Cada vez somos capaces de mirar más atrás en nuestro origen, y lo hacemos en dos sentidos: rastreando en la tierra los huesos de los primeros homínidos, que ya podemos remontar al millón cuatrocientos mil años, y oteando en el espacio exterior el lugar en que las galaxias se formaron a partir de una misteriosa primera explosión, que generó el tiempo además del espacio hace la friolera de trece mil ochocientos millones de años. Nada puede ser más místico: los siete días bíblicos de la creación del mundo simbolizan que somos el centro, en la medida en que miramos y damos sentido a nuestro mundo, pero que la historia de la humanidad es un soplo en la de ese universo creado. Somos el centro de un cósmico conjunto, dando sentido a las fórmulas de san Francisco (“hermano sol, hermana luna, hermano lobo, hermano río”) que nos recuerdan que cada uno de nosotros y todo lo que nos rodea nos hemos ido diferenciando a partir de un mismo y único elemento estelar, y que esa distinción del humano respecto del resto, misterio sobre misterio, lo dotó de cerebro colosal, lenguaje doblemente articulado y sentido trascendente de la existencia, las armas con las que conquistar su entorno, el planeta azul.

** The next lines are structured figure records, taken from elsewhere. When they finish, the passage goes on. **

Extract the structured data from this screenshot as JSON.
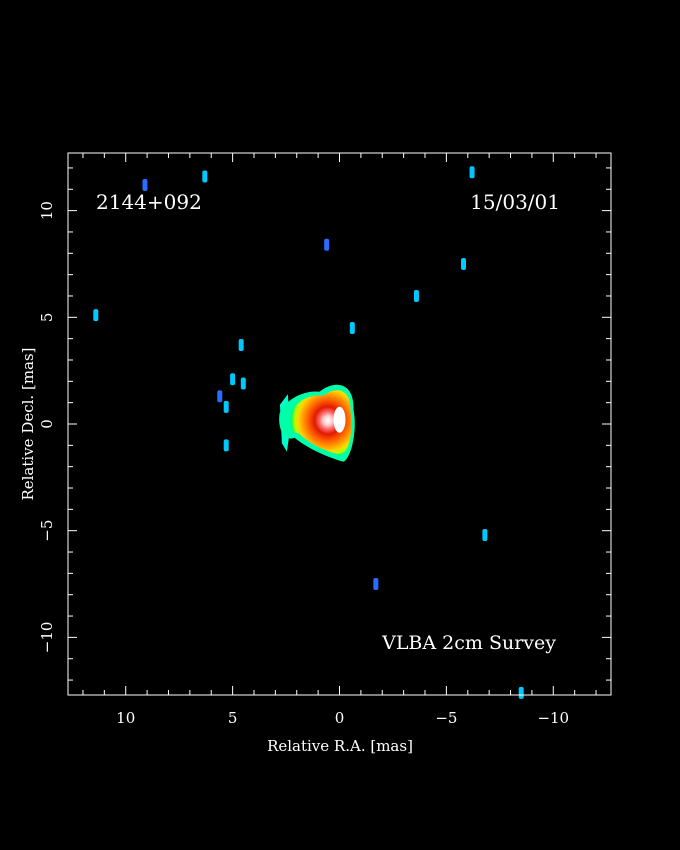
{
  "chart_data": {
    "type": "heatmap",
    "source_name": "2144+092",
    "date": "15/03/01",
    "survey": "VLBA 2cm Survey",
    "xlabel": "Relative R.A. [mas]",
    "ylabel": "Relative Decl. [mas]",
    "xlim": [
      12.7,
      -12.7
    ],
    "ylim": [
      -12.7,
      12.7
    ],
    "x_ticks": [
      10,
      5,
      0,
      -5,
      -10
    ],
    "y_ticks": [
      10,
      5,
      0,
      -5,
      -10
    ],
    "x_tick_labels": [
      "10",
      "5",
      "0",
      "−5",
      "−10"
    ],
    "y_tick_labels": [
      "10",
      "5",
      "0",
      "−5",
      "−10"
    ],
    "core": {
      "x": 0.0,
      "y": 0.2,
      "color_scale": [
        "#00ffcc",
        "#00ff55",
        "#b8ff00",
        "#ffd000",
        "#ff8800",
        "#ff3300",
        "#dd1100",
        "#ff7777",
        "#ffe0e0"
      ]
    },
    "jet_knots": [
      {
        "x": 2.6,
        "y": 0.3,
        "level": "green"
      },
      {
        "x": 2.8,
        "y": -0.5,
        "level": "cyan"
      }
    ],
    "spots": [
      {
        "x": 11.4,
        "y": 5.1,
        "color": "#00c8ff"
      },
      {
        "x": 9.1,
        "y": 11.2,
        "color": "#2a6cff"
      },
      {
        "x": 6.3,
        "y": 11.6,
        "color": "#00c8ff"
      },
      {
        "x": 4.6,
        "y": 3.7,
        "color": "#00c8ff"
      },
      {
        "x": 5.0,
        "y": 2.1,
        "color": "#00c8ff"
      },
      {
        "x": 4.5,
        "y": 1.9,
        "color": "#00c8ff"
      },
      {
        "x": 5.6,
        "y": 1.3,
        "color": "#2a6cff"
      },
      {
        "x": 5.3,
        "y": 0.8,
        "color": "#00c8ff"
      },
      {
        "x": 5.3,
        "y": -1.0,
        "color": "#00c8ff"
      },
      {
        "x": 0.6,
        "y": 8.4,
        "color": "#2a6cff"
      },
      {
        "x": -0.6,
        "y": 4.5,
        "color": "#00c8ff"
      },
      {
        "x": -3.6,
        "y": 6.0,
        "color": "#00c8ff"
      },
      {
        "x": -5.8,
        "y": 7.5,
        "color": "#00c8ff"
      },
      {
        "x": -6.2,
        "y": 11.8,
        "color": "#00c8ff"
      },
      {
        "x": -6.8,
        "y": -5.2,
        "color": "#00c8ff"
      },
      {
        "x": -1.7,
        "y": -7.5,
        "color": "#2a6cff"
      },
      {
        "x": -8.5,
        "y": -12.6,
        "color": "#00c8ff"
      }
    ]
  }
}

Esa realidad, al tiempo física y metafísica, no forma parte de nuestro conocimiento vulgar, a pesar del importantísimo papel que en ese sentido cubre la literatura y el cine de ciencia ficción, una ficción, por cierto, que de forma exponencial va dejando de serlo. Si fuésemos capaces de comprender esa dimensión común esencial, tal vez la mayor parte de la competencia que ha generado el progreso de la humanidad no se hubiese dado, no habríamos mutado como lo hemos hecho a partir de un dedo prensor y un desarrollo cerebral inaudito que Kubrik describe en 2001: una odisea en el espacio, enlazando la primera herramienta humana y una nave espacial. Esa competencia humana, y la colaboración han posibilitado construir un telescopio, el Webb, que ha abierto ventanas para nuestros ojos a ese origen del misterio. Habríamos sido, sin esa insondable partícula divina diferencial, para bien y para mal, como una piedra, como una planta, como un animal más. Pero no lo somos, hacemos ciencia y filosofamos.

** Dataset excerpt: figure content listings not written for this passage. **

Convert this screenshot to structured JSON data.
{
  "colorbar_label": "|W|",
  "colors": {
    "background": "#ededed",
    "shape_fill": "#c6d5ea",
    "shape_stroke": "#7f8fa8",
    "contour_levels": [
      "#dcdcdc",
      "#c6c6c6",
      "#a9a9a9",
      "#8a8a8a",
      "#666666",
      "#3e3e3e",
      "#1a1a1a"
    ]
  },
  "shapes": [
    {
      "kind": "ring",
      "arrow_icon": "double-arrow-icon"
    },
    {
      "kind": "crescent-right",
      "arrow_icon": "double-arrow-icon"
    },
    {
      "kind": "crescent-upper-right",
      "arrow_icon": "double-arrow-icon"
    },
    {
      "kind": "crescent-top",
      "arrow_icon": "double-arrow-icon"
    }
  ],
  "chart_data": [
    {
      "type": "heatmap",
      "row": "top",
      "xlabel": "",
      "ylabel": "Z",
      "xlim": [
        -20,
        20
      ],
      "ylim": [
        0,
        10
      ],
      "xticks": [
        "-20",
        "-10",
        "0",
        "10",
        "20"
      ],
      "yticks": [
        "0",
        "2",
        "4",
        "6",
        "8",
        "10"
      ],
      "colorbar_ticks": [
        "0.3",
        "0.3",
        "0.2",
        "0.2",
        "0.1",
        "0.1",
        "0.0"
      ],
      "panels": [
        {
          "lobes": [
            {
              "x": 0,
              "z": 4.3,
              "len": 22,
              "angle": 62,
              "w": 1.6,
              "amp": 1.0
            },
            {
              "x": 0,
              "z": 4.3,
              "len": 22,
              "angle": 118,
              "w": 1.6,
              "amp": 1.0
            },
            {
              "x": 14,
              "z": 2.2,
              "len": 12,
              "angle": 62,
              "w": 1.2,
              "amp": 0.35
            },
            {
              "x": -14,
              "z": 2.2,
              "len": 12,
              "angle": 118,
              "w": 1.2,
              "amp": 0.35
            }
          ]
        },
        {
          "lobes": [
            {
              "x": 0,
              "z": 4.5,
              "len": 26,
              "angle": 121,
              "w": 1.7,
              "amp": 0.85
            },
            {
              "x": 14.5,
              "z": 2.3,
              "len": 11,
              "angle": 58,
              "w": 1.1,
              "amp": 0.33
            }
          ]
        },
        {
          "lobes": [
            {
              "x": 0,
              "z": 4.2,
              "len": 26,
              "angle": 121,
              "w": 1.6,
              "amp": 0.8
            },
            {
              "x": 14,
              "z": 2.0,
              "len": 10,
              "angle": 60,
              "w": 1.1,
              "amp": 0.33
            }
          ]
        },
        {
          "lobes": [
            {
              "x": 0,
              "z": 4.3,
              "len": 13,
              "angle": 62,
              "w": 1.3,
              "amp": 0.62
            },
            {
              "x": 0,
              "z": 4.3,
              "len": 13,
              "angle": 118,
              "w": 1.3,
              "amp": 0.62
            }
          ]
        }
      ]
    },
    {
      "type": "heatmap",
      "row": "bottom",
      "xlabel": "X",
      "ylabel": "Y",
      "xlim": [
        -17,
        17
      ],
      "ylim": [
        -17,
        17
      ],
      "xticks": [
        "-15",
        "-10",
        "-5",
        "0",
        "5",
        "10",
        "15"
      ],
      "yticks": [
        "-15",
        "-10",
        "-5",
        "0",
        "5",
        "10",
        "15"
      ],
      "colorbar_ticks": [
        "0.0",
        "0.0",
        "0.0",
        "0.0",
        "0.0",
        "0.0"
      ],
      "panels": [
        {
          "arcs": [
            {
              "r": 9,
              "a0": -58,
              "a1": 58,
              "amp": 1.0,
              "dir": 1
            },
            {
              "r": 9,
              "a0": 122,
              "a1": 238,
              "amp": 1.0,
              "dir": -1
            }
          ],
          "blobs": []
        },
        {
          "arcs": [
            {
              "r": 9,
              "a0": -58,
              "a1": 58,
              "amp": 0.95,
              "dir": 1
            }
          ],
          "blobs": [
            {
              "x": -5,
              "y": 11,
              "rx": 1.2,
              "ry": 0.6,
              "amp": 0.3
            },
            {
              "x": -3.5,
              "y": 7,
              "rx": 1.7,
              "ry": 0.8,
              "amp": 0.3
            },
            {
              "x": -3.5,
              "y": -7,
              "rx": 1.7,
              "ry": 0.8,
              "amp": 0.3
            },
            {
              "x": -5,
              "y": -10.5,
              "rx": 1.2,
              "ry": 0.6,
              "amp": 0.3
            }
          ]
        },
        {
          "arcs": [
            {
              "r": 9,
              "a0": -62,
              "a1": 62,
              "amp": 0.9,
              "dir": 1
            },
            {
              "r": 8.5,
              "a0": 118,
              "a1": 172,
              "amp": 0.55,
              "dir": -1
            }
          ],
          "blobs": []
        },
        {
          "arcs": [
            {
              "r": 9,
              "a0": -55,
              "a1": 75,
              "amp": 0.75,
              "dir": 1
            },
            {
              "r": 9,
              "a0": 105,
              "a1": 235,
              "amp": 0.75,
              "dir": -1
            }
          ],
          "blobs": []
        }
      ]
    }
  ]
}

En este tiempo nuestro en el que las titulaciones universitarias se piensan para el mercado laboral y donde las lenguas y el pensamiento clásico son erradicados de los planes de estudio, ¿cómo va a quedar espacio, ocasión y capacidad para preguntarse algo más allá de la mecánica de los procesos?
La ciencia se pregunta por el cómo de los procesos. Ahora mismo está especialmente empeñada en saber cómo se genera la energía y cómo se enferman nuestras células, pero el porqué de eso y de tanto otro es una pregunta reservada a la filosofía. En este tiempo nuestro en el que las titulaciones universitarias se piensan (sin éxito en muchos casos) para el mercado laboral y donde las lenguas y el pensamiento clásico son erradicados de los planes de estudio preuniversitarios, ¿cómo va a quedar espacio, ocasión y capacidad para preguntarse algo más allá de la mecánica de los procesos? Ese tipo de sujeto que cada vez más somos la mayoría, acrítico en el sentido profundo del término, es carne de cañón para los populismos, pero también para la andanada de conceptos vacíos rellenos de corrección política con los que las pieles sensibles evitan cualquier reflexión más allá del hedonismo.

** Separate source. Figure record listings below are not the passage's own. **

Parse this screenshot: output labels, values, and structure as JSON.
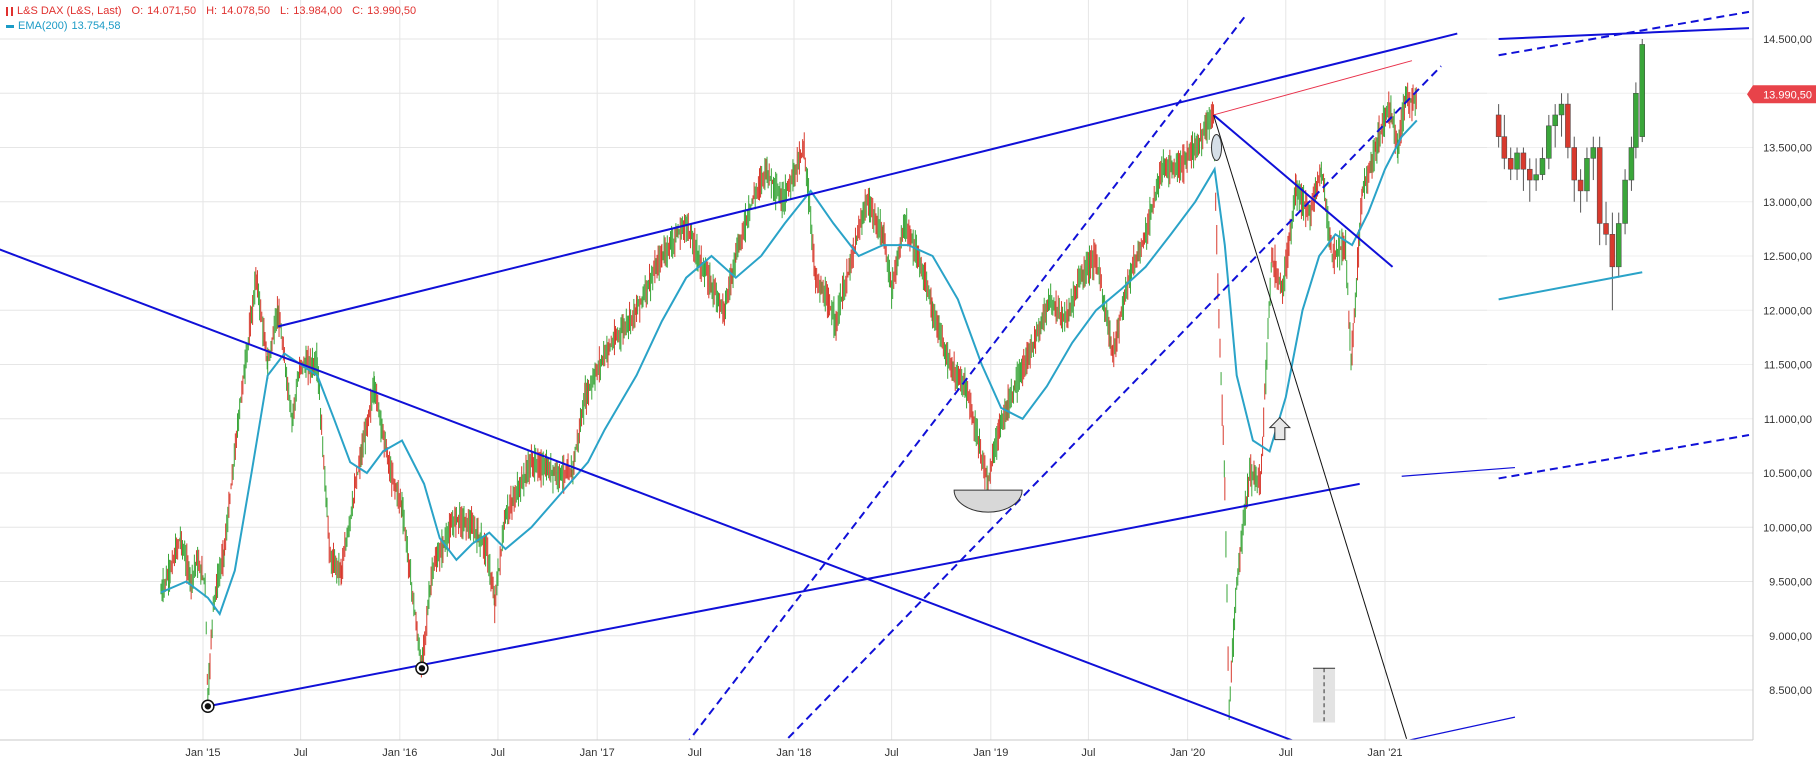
{
  "legend": {
    "instrument": "L&S DAX (L&S, Last)",
    "open_label": "O:",
    "open": "14.071,50",
    "high_label": "H:",
    "high": "14.078,50",
    "low_label": "L:",
    "low": "13.984,00",
    "close_label": "C:",
    "close": "13.990,50",
    "ema_label": "EMA(200)",
    "ema_value": "13.754,58"
  },
  "colors": {
    "up": "#3aa63a",
    "down": "#d83a2e",
    "ema": "#2aa3c8",
    "trendline": "#1010d8",
    "pink_line": "#e8304a",
    "black_line": "#111111",
    "price_tag": "#e8434a",
    "grid": "#e6e6e6"
  },
  "chart_data": {
    "type": "candlestick",
    "title": "",
    "x_ticks": [
      "Jan '15",
      "Jul",
      "Jan '16",
      "Jul",
      "Jan '17",
      "Jul",
      "Jan '18",
      "Jul",
      "Jan '19",
      "Jul",
      "Jan '20",
      "Jul",
      "Jan '21"
    ],
    "x_tick_dates": [
      "2015-01-01",
      "2015-07-01",
      "2016-01-01",
      "2016-07-01",
      "2017-01-01",
      "2017-07-01",
      "2018-01-01",
      "2018-07-01",
      "2019-01-01",
      "2019-07-01",
      "2020-01-01",
      "2020-07-01",
      "2021-01-01"
    ],
    "y_ticks": [
      "14.500,00",
      "14.000,00",
      "13.500,00",
      "13.000,00",
      "12.500,00",
      "12.000,00",
      "11.500,00",
      "11.000,00",
      "10.500,00",
      "10.000,00",
      "9.500,00",
      "9.000,00",
      "8.500,00"
    ],
    "y_tick_values": [
      14500,
      14000,
      13500,
      13000,
      12500,
      12000,
      11500,
      11000,
      10500,
      10000,
      9500,
      9000,
      8500
    ],
    "ylim": [
      8200,
      14750
    ],
    "grid": true,
    "last_price_label": "13.990,50",
    "last_price": 13990.5,
    "price_path": [
      [
        "2014-10-15",
        9400
      ],
      [
        "2014-11-01",
        9600
      ],
      [
        "2014-11-20",
        9900
      ],
      [
        "2014-12-10",
        9500
      ],
      [
        "2014-12-20",
        9700
      ],
      [
        "2015-01-05",
        9500
      ],
      [
        "2015-01-10",
        8400
      ],
      [
        "2015-01-20",
        9300
      ],
      [
        "2015-02-10",
        9800
      ],
      [
        "2015-03-10",
        11100
      ],
      [
        "2015-04-10",
        12300
      ],
      [
        "2015-05-01",
        11500
      ],
      [
        "2015-05-20",
        12000
      ],
      [
        "2015-06-15",
        11000
      ],
      [
        "2015-07-01",
        11500
      ],
      [
        "2015-08-01",
        11500
      ],
      [
        "2015-08-25",
        9700
      ],
      [
        "2015-09-15",
        9600
      ],
      [
        "2015-10-15",
        10500
      ],
      [
        "2015-11-15",
        11300
      ],
      [
        "2015-12-15",
        10500
      ],
      [
        "2016-01-05",
        10200
      ],
      [
        "2016-02-10",
        8700
      ],
      [
        "2016-03-01",
        9600
      ],
      [
        "2016-04-15",
        10100
      ],
      [
        "2016-05-15",
        10000
      ],
      [
        "2016-06-10",
        9800
      ],
      [
        "2016-06-25",
        9300
      ],
      [
        "2016-07-15",
        10100
      ],
      [
        "2016-09-01",
        10600
      ],
      [
        "2016-10-15",
        10500
      ],
      [
        "2016-11-15",
        10500
      ],
      [
        "2016-12-10",
        11200
      ],
      [
        "2017-01-15",
        11600
      ],
      [
        "2017-03-15",
        12000
      ],
      [
        "2017-05-01",
        12500
      ],
      [
        "2017-06-15",
        12800
      ],
      [
        "2017-07-15",
        12400
      ],
      [
        "2017-08-25",
        12000
      ],
      [
        "2017-09-15",
        12500
      ],
      [
        "2017-10-15",
        13000
      ],
      [
        "2017-11-10",
        13300
      ],
      [
        "2017-12-10",
        13000
      ],
      [
        "2018-01-20",
        13500
      ],
      [
        "2018-02-10",
        12300
      ],
      [
        "2018-03-20",
        11900
      ],
      [
        "2018-05-15",
        13000
      ],
      [
        "2018-06-15",
        12700
      ],
      [
        "2018-07-01",
        12200
      ],
      [
        "2018-07-25",
        12800
      ],
      [
        "2018-08-25",
        12400
      ],
      [
        "2018-09-15",
        12000
      ],
      [
        "2018-10-15",
        11500
      ],
      [
        "2018-11-15",
        11300
      ],
      [
        "2018-12-27",
        10400
      ],
      [
        "2019-01-15",
        10900
      ],
      [
        "2019-02-15",
        11300
      ],
      [
        "2019-03-15",
        11600
      ],
      [
        "2019-04-20",
        12100
      ],
      [
        "2019-05-20",
        11900
      ],
      [
        "2019-06-15",
        12300
      ],
      [
        "2019-07-15",
        12500
      ],
      [
        "2019-08-15",
        11600
      ],
      [
        "2019-09-15",
        12300
      ],
      [
        "2019-10-15",
        12700
      ],
      [
        "2019-11-15",
        13300
      ],
      [
        "2019-12-15",
        13300
      ],
      [
        "2020-01-15",
        13500
      ],
      [
        "2020-02-18",
        13800
      ],
      [
        "2020-02-28",
        11900
      ],
      [
        "2020-03-10",
        10400
      ],
      [
        "2020-03-18",
        8300
      ],
      [
        "2020-04-01",
        9500
      ],
      [
        "2020-04-25",
        10500
      ],
      [
        "2020-05-15",
        10400
      ],
      [
        "2020-06-05",
        12500
      ],
      [
        "2020-06-25",
        12200
      ],
      [
        "2020-07-20",
        13100
      ],
      [
        "2020-08-15",
        12900
      ],
      [
        "2020-09-05",
        13300
      ],
      [
        "2020-09-25",
        12500
      ],
      [
        "2020-10-20",
        12600
      ],
      [
        "2020-10-30",
        11500
      ],
      [
        "2020-11-20",
        13100
      ],
      [
        "2020-12-15",
        13500
      ],
      [
        "2021-01-08",
        13900
      ],
      [
        "2021-01-25",
        13500
      ],
      [
        "2021-02-10",
        14000
      ],
      [
        "2021-02-20",
        13900
      ],
      [
        "2021-03-01",
        14000
      ]
    ],
    "ema_path": [
      [
        "2014-10-15",
        9400
      ],
      [
        "2014-12-01",
        9500
      ],
      [
        "2015-01-10",
        9350
      ],
      [
        "2015-02-01",
        9200
      ],
      [
        "2015-03-01",
        9600
      ],
      [
        "2015-04-01",
        10500
      ],
      [
        "2015-05-01",
        11400
      ],
      [
        "2015-06-01",
        11600
      ],
      [
        "2015-07-01",
        11500
      ],
      [
        "2015-08-01",
        11400
      ],
      [
        "2015-09-01",
        11000
      ],
      [
        "2015-10-01",
        10600
      ],
      [
        "2015-11-01",
        10500
      ],
      [
        "2015-12-01",
        10700
      ],
      [
        "2016-01-05",
        10800
      ],
      [
        "2016-02-15",
        10400
      ],
      [
        "2016-03-15",
        9900
      ],
      [
        "2016-04-15",
        9700
      ],
      [
        "2016-05-15",
        9850
      ],
      [
        "2016-06-15",
        9950
      ],
      [
        "2016-07-15",
        9800
      ],
      [
        "2016-09-01",
        10000
      ],
      [
        "2016-10-15",
        10250
      ],
      [
        "2016-12-15",
        10600
      ],
      [
        "2017-01-15",
        10900
      ],
      [
        "2017-03-15",
        11400
      ],
      [
        "2017-05-01",
        11900
      ],
      [
        "2017-06-15",
        12300
      ],
      [
        "2017-08-01",
        12500
      ],
      [
        "2017-09-15",
        12300
      ],
      [
        "2017-11-01",
        12500
      ],
      [
        "2017-12-15",
        12800
      ],
      [
        "2018-02-01",
        13100
      ],
      [
        "2018-03-15",
        12800
      ],
      [
        "2018-05-01",
        12500
      ],
      [
        "2018-06-15",
        12600
      ],
      [
        "2018-08-01",
        12600
      ],
      [
        "2018-09-15",
        12500
      ],
      [
        "2018-11-01",
        12100
      ],
      [
        "2018-12-15",
        11500
      ],
      [
        "2019-01-20",
        11100
      ],
      [
        "2019-03-01",
        11000
      ],
      [
        "2019-04-15",
        11300
      ],
      [
        "2019-06-01",
        11700
      ],
      [
        "2019-07-15",
        12000
      ],
      [
        "2019-09-01",
        12200
      ],
      [
        "2019-10-15",
        12400
      ],
      [
        "2019-12-01",
        12700
      ],
      [
        "2020-01-15",
        13000
      ],
      [
        "2020-02-20",
        13300
      ],
      [
        "2020-03-10",
        12600
      ],
      [
        "2020-04-01",
        11400
      ],
      [
        "2020-05-01",
        10800
      ],
      [
        "2020-06-01",
        10700
      ],
      [
        "2020-07-01",
        11200
      ],
      [
        "2020-08-01",
        12000
      ],
      [
        "2020-09-01",
        12500
      ],
      [
        "2020-10-01",
        12700
      ],
      [
        "2020-11-01",
        12600
      ],
      [
        "2020-12-01",
        12900
      ],
      [
        "2021-01-01",
        13300
      ],
      [
        "2021-02-01",
        13600
      ],
      [
        "2021-03-01",
        13750
      ]
    ],
    "zoom_inset": {
      "x_range": [
        "2020-08-01",
        "2021-03-01"
      ],
      "candles": [
        [
          "2020-08-01",
          13800,
          13900,
          13500,
          13600
        ],
        [
          "2020-08-10",
          13600,
          13800,
          13300,
          13400
        ],
        [
          "2020-08-20",
          13400,
          13500,
          13200,
          13300
        ],
        [
          "2020-08-30",
          13300,
          13500,
          13200,
          13450
        ],
        [
          "2020-09-09",
          13450,
          13500,
          13100,
          13300
        ],
        [
          "2020-09-19",
          13300,
          13400,
          13000,
          13200
        ],
        [
          "2020-09-29",
          13200,
          13400,
          13100,
          13250
        ],
        [
          "2020-10-09",
          13250,
          13500,
          13200,
          13400
        ],
        [
          "2020-10-19",
          13400,
          13800,
          13300,
          13700
        ],
        [
          "2020-10-29",
          13700,
          13900,
          13500,
          13800
        ],
        [
          "2020-11-08",
          13800,
          14000,
          13600,
          13900
        ],
        [
          "2020-11-18",
          13900,
          14000,
          13400,
          13500
        ],
        [
          "2020-11-28",
          13500,
          13600,
          13000,
          13200
        ],
        [
          "2020-12-08",
          13200,
          13300,
          12900,
          13100
        ],
        [
          "2020-12-18",
          13100,
          13500,
          13000,
          13400
        ],
        [
          "2020-12-28",
          13400,
          13600,
          13200,
          13500
        ],
        [
          "2021-01-07",
          13500,
          13600,
          12600,
          12800
        ],
        [
          "2021-01-17",
          12800,
          13000,
          12600,
          12700
        ],
        [
          "2021-01-27",
          12700,
          12900,
          12000,
          12400
        ],
        [
          "2021-02-06",
          12400,
          12900,
          12300,
          12800
        ],
        [
          "2021-02-16",
          12800,
          13300,
          12700,
          13200
        ],
        [
          "2021-02-26",
          13200,
          13600,
          13100,
          13500
        ],
        [
          "2021-03-05",
          13500,
          14100,
          13400,
          14000
        ],
        [
          "2021-03-15",
          13600,
          14500,
          13550,
          14450
        ]
      ],
      "ema": [
        [
          "2020-08-01",
          12100
        ],
        [
          "2021-03-15",
          12350
        ]
      ]
    },
    "trendlines": [
      {
        "name": "upper-channel",
        "style": "solid",
        "from": [
          "2015-05-20",
          11850
        ],
        "to": [
          "2021-05-15",
          14550
        ]
      },
      {
        "name": "descending-long",
        "style": "solid",
        "from": [
          "2013-05-01",
          13000
        ],
        "to": [
          "2020-08-01",
          8000
        ]
      },
      {
        "name": "rising-base",
        "style": "solid",
        "from": [
          "2015-01-10",
          8350
        ],
        "to": [
          "2020-11-15",
          10400
        ]
      },
      {
        "name": "rising-base-extension",
        "style": "solid",
        "from": [
          "2021-02-01",
          10470
        ],
        "to": [
          "2021-08-30",
          10550
        ]
      },
      {
        "name": "descending-from-2020-high",
        "style": "solid",
        "from": [
          "2020-02-18",
          13800
        ],
        "to": [
          "2021-01-15",
          12400
        ]
      },
      {
        "name": "dashed-channel-upper",
        "style": "dashed",
        "from": [
          "2017-05-15",
          7800
        ],
        "to": [
          "2020-04-15",
          14700
        ]
      },
      {
        "name": "dashed-channel-lower",
        "style": "dashed",
        "from": [
          "2017-11-01",
          7800
        ],
        "to": [
          "2021-04-15",
          14250
        ]
      },
      {
        "name": "black-downline",
        "style": "solid",
        "from": [
          "2020-02-18",
          13800
        ],
        "to": [
          "2021-02-10",
          8050
        ]
      },
      {
        "name": "pink-line",
        "style": "solid",
        "from": [
          "2020-02-18",
          13800
        ],
        "to": [
          "2021-02-20",
          14300
        ]
      },
      {
        "name": "bottom-line",
        "style": "solid",
        "from": [
          "2021-01-10",
          8000
        ],
        "to": [
          "2021-08-30",
          8250
        ]
      }
    ],
    "inset_lines": [
      {
        "name": "inset-solid-top",
        "style": "solid",
        "from": [
          "2020-08-01",
          14500
        ],
        "to": [
          "2021-08-30",
          14600
        ]
      },
      {
        "name": "inset-dashed-top",
        "style": "dashed",
        "from": [
          "2020-08-01",
          14350
        ],
        "to": [
          "2021-08-30",
          14750
        ]
      },
      {
        "name": "inset-dashed-bottom",
        "style": "dashed",
        "from": [
          "2020-08-01",
          10450
        ],
        "to": [
          "2021-08-30",
          10850
        ]
      }
    ],
    "markers": [
      {
        "name": "low-marker-2015",
        "date": "2015-01-10",
        "value": 8350,
        "shape": "target"
      },
      {
        "name": "low-marker-2016",
        "date": "2016-02-11",
        "value": 8700,
        "shape": "target"
      },
      {
        "name": "rounded-bottom",
        "date": "2018-12-27",
        "value": 10250,
        "shape": "bowl"
      },
      {
        "name": "ellipse-high",
        "date": "2020-02-18",
        "value": 13500,
        "shape": "ellipse"
      },
      {
        "name": "up-arrow",
        "date": "2020-06-20",
        "value": 10900,
        "shape": "arrow"
      }
    ],
    "marker_bar": {
      "name": "dashed-range-bar",
      "date": "2020-09-10",
      "from": 8200,
      "to": 8700
    }
  }
}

Otras civilizaciones, antes que la nuestra, vieron también como su máximo esplendor tecnológico era la antesala del declive, despeñándose la humanidad por la pendiente del relativismo moral, la venta de la libertad a cambio de una seguridad nunca total, o la acumulación de poder en unas pocas manos. Unas civilizaciones acomodadas en el hecho de haber alcanzado cotas inauditas de bienestar y ciegas para ver que esas cotas no estaban al alcance de todos. La ironía, nunca la casualidad, ha puesto a la vez ante nuestros ojos los restos del origen de la humanidad en Atapuerca y los vestigios del origen del universo a través del James Webb. Somos una y la misma cosa, polvo de estrellas, hijos del mismo Dios, que, sometidos al engaño de la caverna platónica, hemos olvidado nuestra común condición. Que Atapuerca y el Webb no sirvan para obviar esa verdad, sino para hacerla más evidente a nuestros ojos y recuperar el sentido de nuestra existencia.